The Muslim Butcher
- About the Book
Several decades after the Korean War, the unnamed narrator, an orphan in his early teens, is taken in by an aged Turk, a veteran of the Korean War. Uncle Hassan makes a living as a butcher in a Seoul slum. The narrator is a precocious, troubled boy, who wonders who his parents are, why they abandoned him, what life is all about. In this neighborhood, the narrator befriends a number of people, all poor and downtrodden—Dickensian characters including a caring aunt, a Greek veteran who is a compulsive liar, a sensitive stammering boy, a talkative smart aleck, a war veteran who lost his memory during the war, and a drunken locksmith. As the narrator gets to know them, he finds his path, realizing what human community is all about and what love means.

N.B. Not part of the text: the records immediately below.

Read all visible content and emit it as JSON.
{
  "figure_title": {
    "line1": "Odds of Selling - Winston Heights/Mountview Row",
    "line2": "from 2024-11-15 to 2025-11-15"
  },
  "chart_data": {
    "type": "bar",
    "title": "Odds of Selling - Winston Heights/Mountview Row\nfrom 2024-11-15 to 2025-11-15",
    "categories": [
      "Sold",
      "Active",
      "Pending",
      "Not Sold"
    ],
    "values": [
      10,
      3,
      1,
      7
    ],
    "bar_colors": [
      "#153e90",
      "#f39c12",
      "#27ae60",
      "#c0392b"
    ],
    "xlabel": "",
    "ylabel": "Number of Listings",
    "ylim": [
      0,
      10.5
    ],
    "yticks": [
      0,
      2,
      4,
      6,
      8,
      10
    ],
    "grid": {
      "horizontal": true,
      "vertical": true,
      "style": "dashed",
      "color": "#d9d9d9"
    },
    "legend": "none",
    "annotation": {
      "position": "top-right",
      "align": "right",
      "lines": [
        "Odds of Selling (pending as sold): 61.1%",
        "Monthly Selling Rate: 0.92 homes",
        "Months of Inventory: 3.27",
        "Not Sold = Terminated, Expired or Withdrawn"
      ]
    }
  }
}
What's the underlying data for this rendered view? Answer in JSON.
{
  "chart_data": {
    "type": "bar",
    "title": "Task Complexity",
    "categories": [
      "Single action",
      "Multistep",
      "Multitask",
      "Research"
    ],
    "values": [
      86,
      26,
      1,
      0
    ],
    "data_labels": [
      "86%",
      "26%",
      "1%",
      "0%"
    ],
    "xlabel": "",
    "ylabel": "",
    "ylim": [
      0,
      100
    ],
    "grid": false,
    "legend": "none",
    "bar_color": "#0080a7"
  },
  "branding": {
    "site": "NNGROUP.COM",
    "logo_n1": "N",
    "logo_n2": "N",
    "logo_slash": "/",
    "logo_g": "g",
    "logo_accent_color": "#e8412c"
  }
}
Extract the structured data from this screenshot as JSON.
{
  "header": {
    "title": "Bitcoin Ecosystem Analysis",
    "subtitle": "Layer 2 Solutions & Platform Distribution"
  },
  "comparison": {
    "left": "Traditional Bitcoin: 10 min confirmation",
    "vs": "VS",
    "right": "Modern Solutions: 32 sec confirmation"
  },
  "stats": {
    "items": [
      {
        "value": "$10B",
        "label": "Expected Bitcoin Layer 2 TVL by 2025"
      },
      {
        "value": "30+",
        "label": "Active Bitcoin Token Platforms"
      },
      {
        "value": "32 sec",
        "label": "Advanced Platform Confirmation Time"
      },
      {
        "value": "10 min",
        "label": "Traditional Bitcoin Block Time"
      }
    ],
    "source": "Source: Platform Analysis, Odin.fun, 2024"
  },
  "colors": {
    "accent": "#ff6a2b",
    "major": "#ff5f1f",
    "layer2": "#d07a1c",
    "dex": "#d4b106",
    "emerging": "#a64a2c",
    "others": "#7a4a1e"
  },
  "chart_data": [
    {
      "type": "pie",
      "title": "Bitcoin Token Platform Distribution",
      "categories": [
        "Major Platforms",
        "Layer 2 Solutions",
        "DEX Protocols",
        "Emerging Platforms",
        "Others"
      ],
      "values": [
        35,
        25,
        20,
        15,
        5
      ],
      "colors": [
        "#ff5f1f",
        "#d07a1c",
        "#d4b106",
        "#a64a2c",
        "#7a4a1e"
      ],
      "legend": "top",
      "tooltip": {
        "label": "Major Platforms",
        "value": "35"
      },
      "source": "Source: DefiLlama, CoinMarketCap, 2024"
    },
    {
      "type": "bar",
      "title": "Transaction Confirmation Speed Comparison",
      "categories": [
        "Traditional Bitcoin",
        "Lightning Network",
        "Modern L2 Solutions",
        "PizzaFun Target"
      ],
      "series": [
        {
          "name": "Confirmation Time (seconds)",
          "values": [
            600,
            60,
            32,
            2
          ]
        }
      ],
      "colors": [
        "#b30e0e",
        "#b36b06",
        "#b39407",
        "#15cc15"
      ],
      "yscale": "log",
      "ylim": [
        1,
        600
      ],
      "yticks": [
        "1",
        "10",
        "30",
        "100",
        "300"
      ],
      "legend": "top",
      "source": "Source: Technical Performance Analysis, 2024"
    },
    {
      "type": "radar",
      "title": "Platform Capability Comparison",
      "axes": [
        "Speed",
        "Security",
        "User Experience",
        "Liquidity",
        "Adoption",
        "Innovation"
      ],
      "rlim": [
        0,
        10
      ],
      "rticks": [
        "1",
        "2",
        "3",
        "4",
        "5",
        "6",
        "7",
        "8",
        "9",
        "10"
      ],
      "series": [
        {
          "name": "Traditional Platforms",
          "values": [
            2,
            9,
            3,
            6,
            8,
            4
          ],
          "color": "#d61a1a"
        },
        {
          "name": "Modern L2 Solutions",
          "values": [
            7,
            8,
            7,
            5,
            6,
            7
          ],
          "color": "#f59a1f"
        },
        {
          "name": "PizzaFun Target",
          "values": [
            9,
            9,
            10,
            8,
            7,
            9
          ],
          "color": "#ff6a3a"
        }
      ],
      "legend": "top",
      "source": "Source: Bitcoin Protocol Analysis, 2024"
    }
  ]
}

Although the narrator recounts the story in his adulthood, he employs the child’s point of view as he humorously grapples with the hypocrisy of grown-ups, racism, prejudices against the poor and different religions, and most of all, the meaning of fighting another nation’s war and its aftermath. He also ponders linguistic riches and limitations through Yujong, a stammering boy who claims to understand animal language and aspires to grow up to be a novelist. The novel begins with “my adoptive father’s blood flows in my body” and ends with an echo, “my adoptive father’s blood is still flowing in my body.” In between, the narrator, lost and hurt, is healed by the flawed but sympathetic characters. At one point, he makes up his mind “to adopt the world.”